Bhutan is a country of simple but extraordinary dimensions and a haven of Buddhist peace, far from the noise and bustle of the great cities. Believed to be watched over by the Raven which is the guardian deity of Bhutan, it is the embodiment of the last Shangri-la, a final refuge for the mystical wisdom of Buddhism and paragon of spiritual happiness. This history bears testimony to the case that a small nation state of less than a million can be successful in every sense of the word and can evolve from theocracy to absolute monarchy to democracy without any form of turmoil or anarchy. This is a country where the rare institution of monarchy, surrounded by its aura of exclusiveness and the unmistakable stamp of the grace and dignity of the sovereigns of the Wangchuck dynasty are very much alive.
Nature in all its grandeur and unspoiled virginity is still extant in Bhutan.
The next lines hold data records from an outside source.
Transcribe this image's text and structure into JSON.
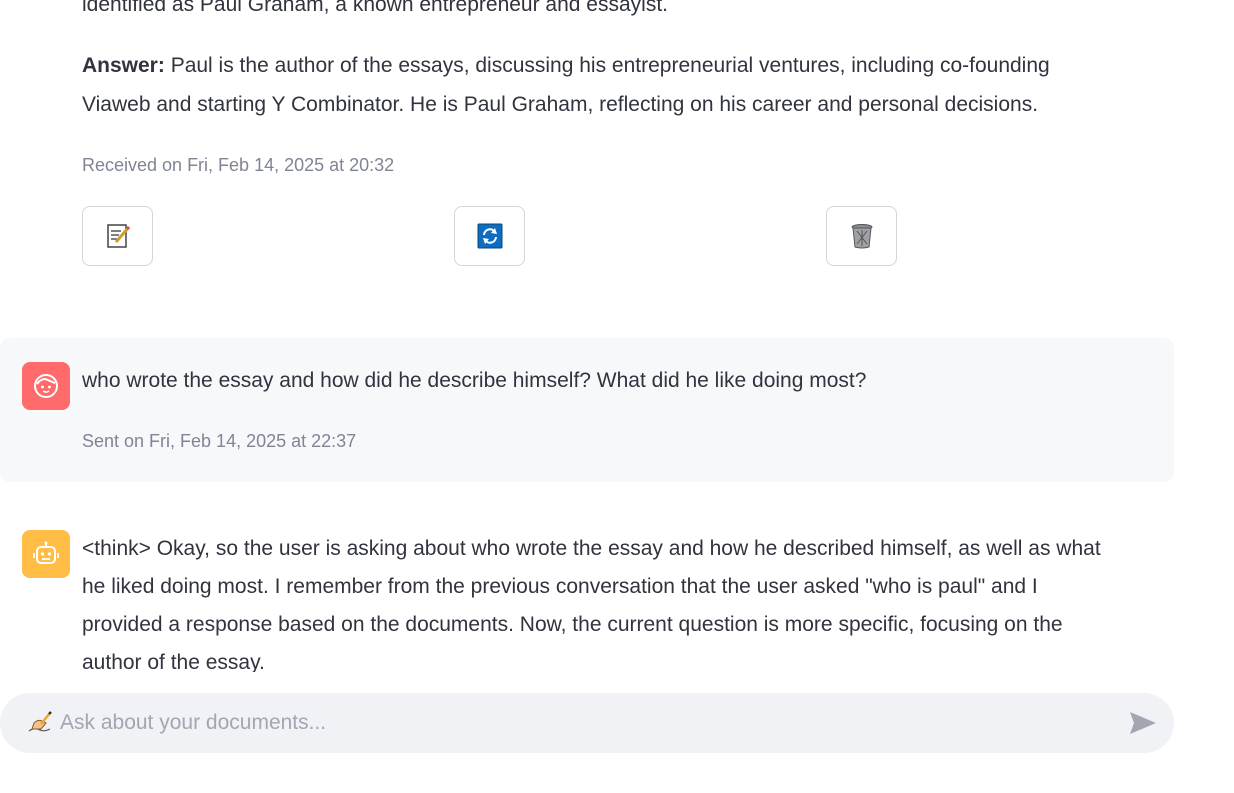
{
  "chat": {
    "previous_answer": {
      "partial_line": "identified as Paul Graham, a known entrepreneur and essayist.",
      "answer_label": "Answer:",
      "answer_line1": " Paul is the author of the essays, discussing his entrepreneurial ventures, including co-founding",
      "answer_line2": "Viaweb and starting Y Combinator. He is Paul Graham, reflecting on his career and personal decisions.",
      "received": "Received on Fri, Feb 14, 2025 at 20:32"
    },
    "actions": {
      "edit_icon": "memo-icon",
      "regenerate_icon": "refresh-icon",
      "delete_icon": "trash-icon"
    },
    "user_message": {
      "text": "who wrote the essay and how did he describe himself? What did he like doing most?",
      "sent": "Sent on Fri, Feb 14, 2025 at 22:37"
    },
    "bot_message": {
      "line1": "<think> Okay, so the user is asking about who wrote the essay and how he described himself, as well as what",
      "line2": "he liked doing most. I remember from the previous conversation that the user asked \"who is paul\" and I",
      "line3": "provided a response based on the documents. Now, the current question is more specific, focusing on the",
      "line4": "author of the essay."
    }
  },
  "input": {
    "placeholder": "Ask about your documents..."
  },
  "colors": {
    "user_avatar": "#ff6b6b",
    "bot_avatar": "#ffbd45",
    "user_bubble": "#f7f8fa",
    "input_bg": "#f0f2f6"
  }
}
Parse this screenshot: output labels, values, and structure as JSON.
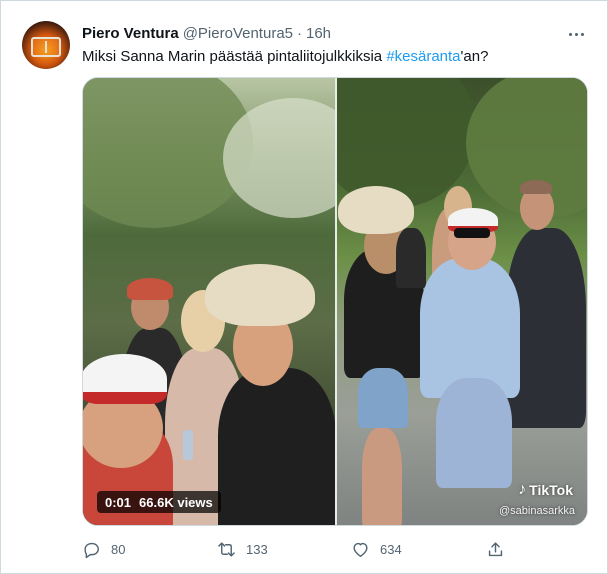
{
  "tweet": {
    "display_name": "Piero Ventura",
    "handle": "@PieroVentura5",
    "separator": "·",
    "time": "16h",
    "text_before": "Miksi Sanna Marin päästää pintaliitojulkkiksia ",
    "hashtag": "#kesäranta",
    "text_after": "'an?"
  },
  "media": {
    "duration": "0:01",
    "views": "66.6K views",
    "watermark": "TikTok",
    "watermark_handle": "@sabinasarkka"
  },
  "actions": {
    "replies": "80",
    "retweets": "133",
    "likes": "634"
  },
  "icons": [
    "more-icon",
    "reply-icon",
    "retweet-icon",
    "like-icon",
    "share-icon",
    "tiktok-icon"
  ],
  "colors": {
    "link": "#1d9bf0",
    "secondary_text": "#536471",
    "text": "#0f1419",
    "border": "#cfd9de"
  }
}
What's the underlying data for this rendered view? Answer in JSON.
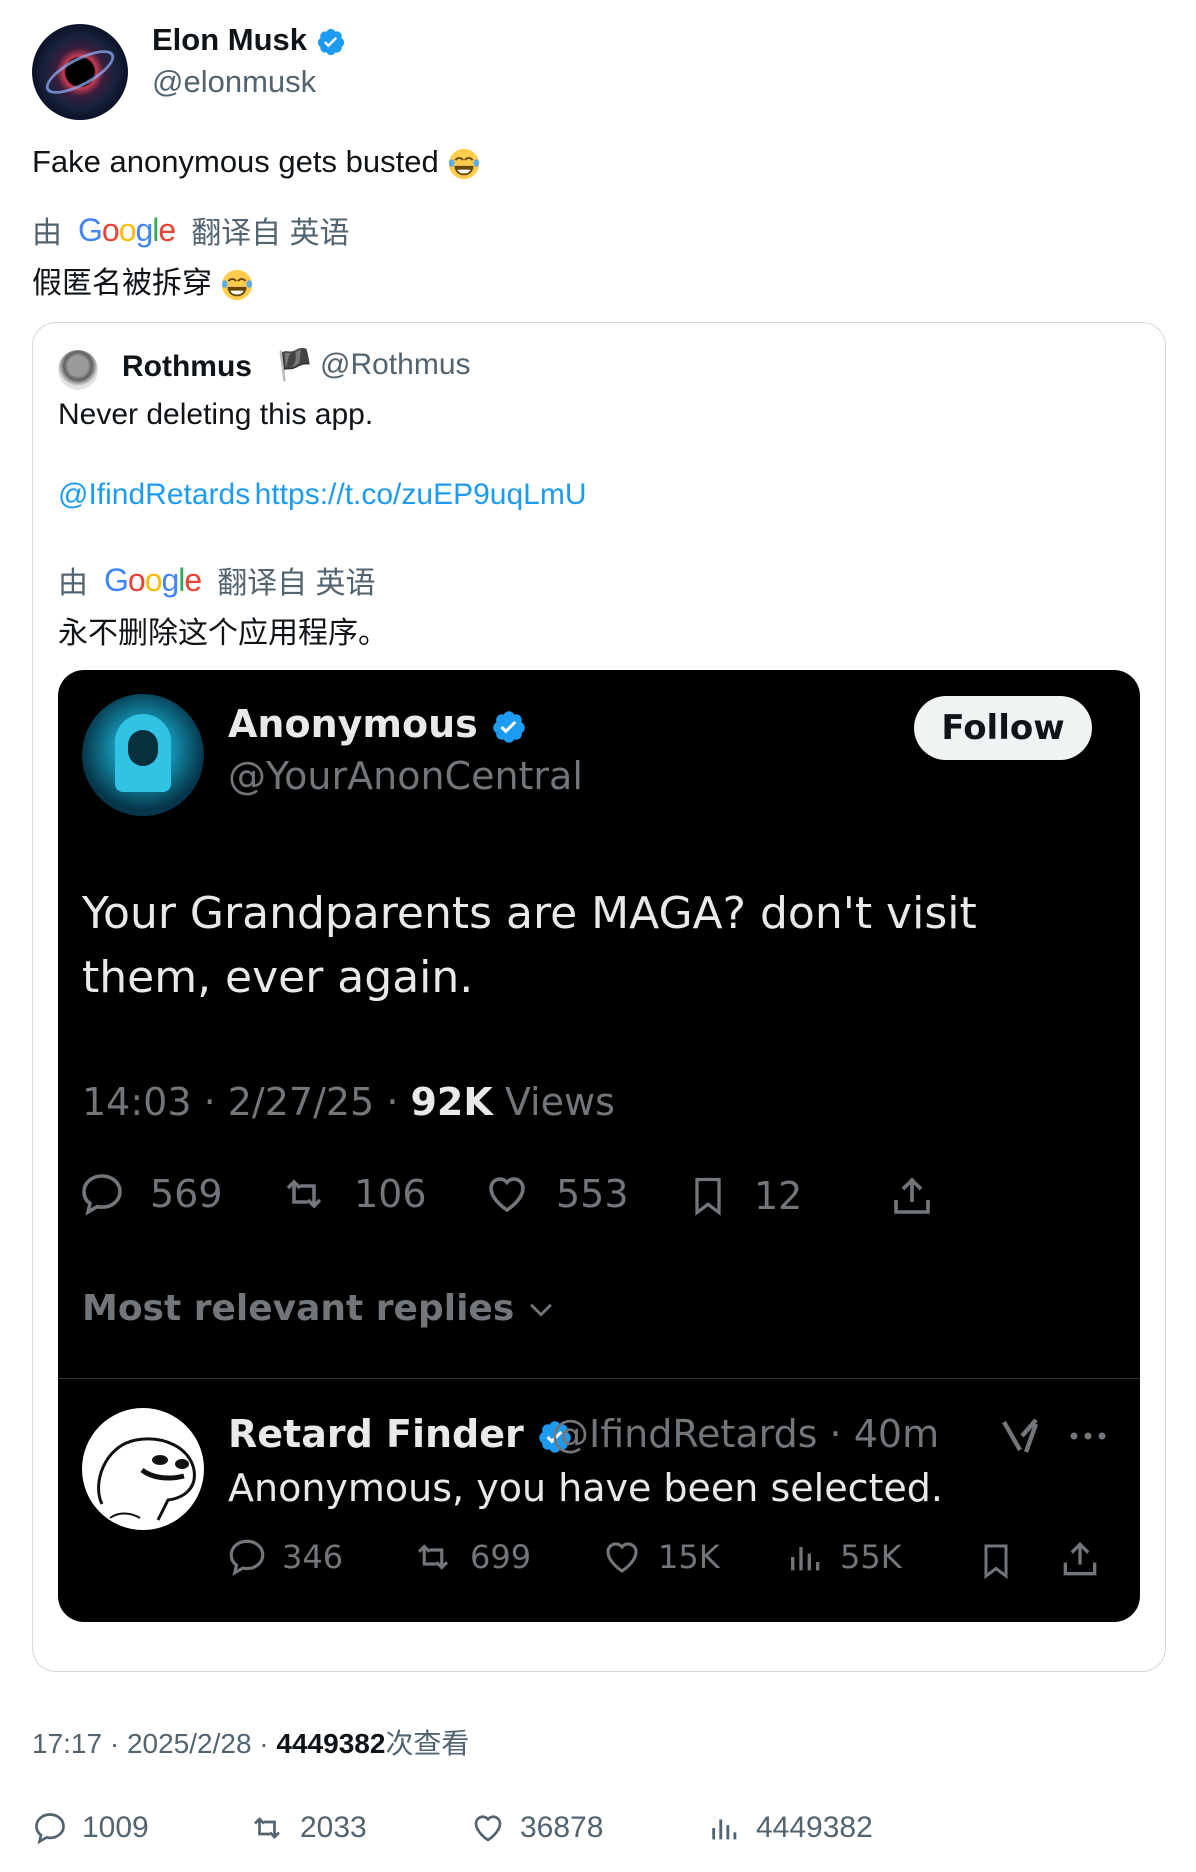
{
  "author": {
    "name": "Elon Musk",
    "handle": "@elonmusk"
  },
  "tweet": {
    "text": "Fake anonymous gets busted",
    "translate_by": "由",
    "translate_from": "翻译自 英语",
    "translated_text": "假匿名被拆穿"
  },
  "quote": {
    "name": "Rothmus",
    "flag": "🏴",
    "handle": "@Rothmus",
    "text": "Never deleting this app.",
    "mention": "@IfindRetards",
    "link": "https://t.co/zuEP9uqLmU",
    "translate_by": "由",
    "translate_from": "翻译自 英语",
    "translated_text": "永不删除这个应用程序。"
  },
  "embedded": {
    "name": "Anonymous",
    "handle": "@YourAnonCentral",
    "follow_label": "Follow",
    "text": "Your Grandparents are MAGA? don't visit them, ever again.",
    "time": "14:03 · 2/27/25 · ",
    "views_count": "92K",
    "views_label": " Views",
    "stats": {
      "replies": "569",
      "reposts": "106",
      "likes": "553",
      "bookmarks": "12"
    },
    "replies_toggle": "Most relevant replies",
    "reply": {
      "name": "Retard Finder",
      "handle": "@IfindRetards · 40m",
      "text": "Anonymous, you have been selected.",
      "stats": {
        "replies": "346",
        "reposts": "699",
        "likes": "15K",
        "views": "55K"
      }
    }
  },
  "footer": {
    "time": "17:17 · 2025/2/28 · ",
    "views_count": "4449382",
    "views_label": "次查看",
    "stats": {
      "replies": "1009",
      "reposts": "2033",
      "likes": "36878",
      "views": "4449382"
    }
  },
  "colors": {
    "verified": "#1d9bf0",
    "link": "#1d9bf0",
    "muted": "#536471",
    "dark_bg": "#000000"
  },
  "google_logo": "Google"
}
The landscape is almost comparable to that of Switzerland though as far as economy is concerned Bhutan is a rather poor country. But this is hardly a concern for the Bhutanese people as they consider seeking a harmony between man and nature to be of greater importance, an approach which permeates their whole existence.
This is the kingdom of the Thunder Dragon, a dragon which does not spit fire but symbolizes the peaceful aspect of the country and its people instead. This is a kingdom where hidden spiritual treasures are discovered, rivers and forests are the abode of various spirits, people strongly believe in reincarnation, the dead are cremated, tigers have nests and everything ranging from black-necked cranes to tigresses are believed to fly.
All are bound to be mesmerized by the grand vistas and the fresh waft of clean, mountain air that greet them upon arrival in Paro (the only operational airport as of now) after having been through the rickety landing which the Druk-Air is so famous for. Bhutan is a combination of kindly people with no dearth of smiles showcasing their doma stained teeth, unique customs and traditions which have survived the onslaught of modernization and the yet under-recognized development concept of Gross National Happiness – a concept which seeks to balance materialism with spirituality to teach people to be happy and content with what they have. It is a codified concept which dictates that development in Bhutan does not consist of demographic expansion alone. Travellers who are privileged to visit this fascinating country will find that it is in many ways unique in today’s world.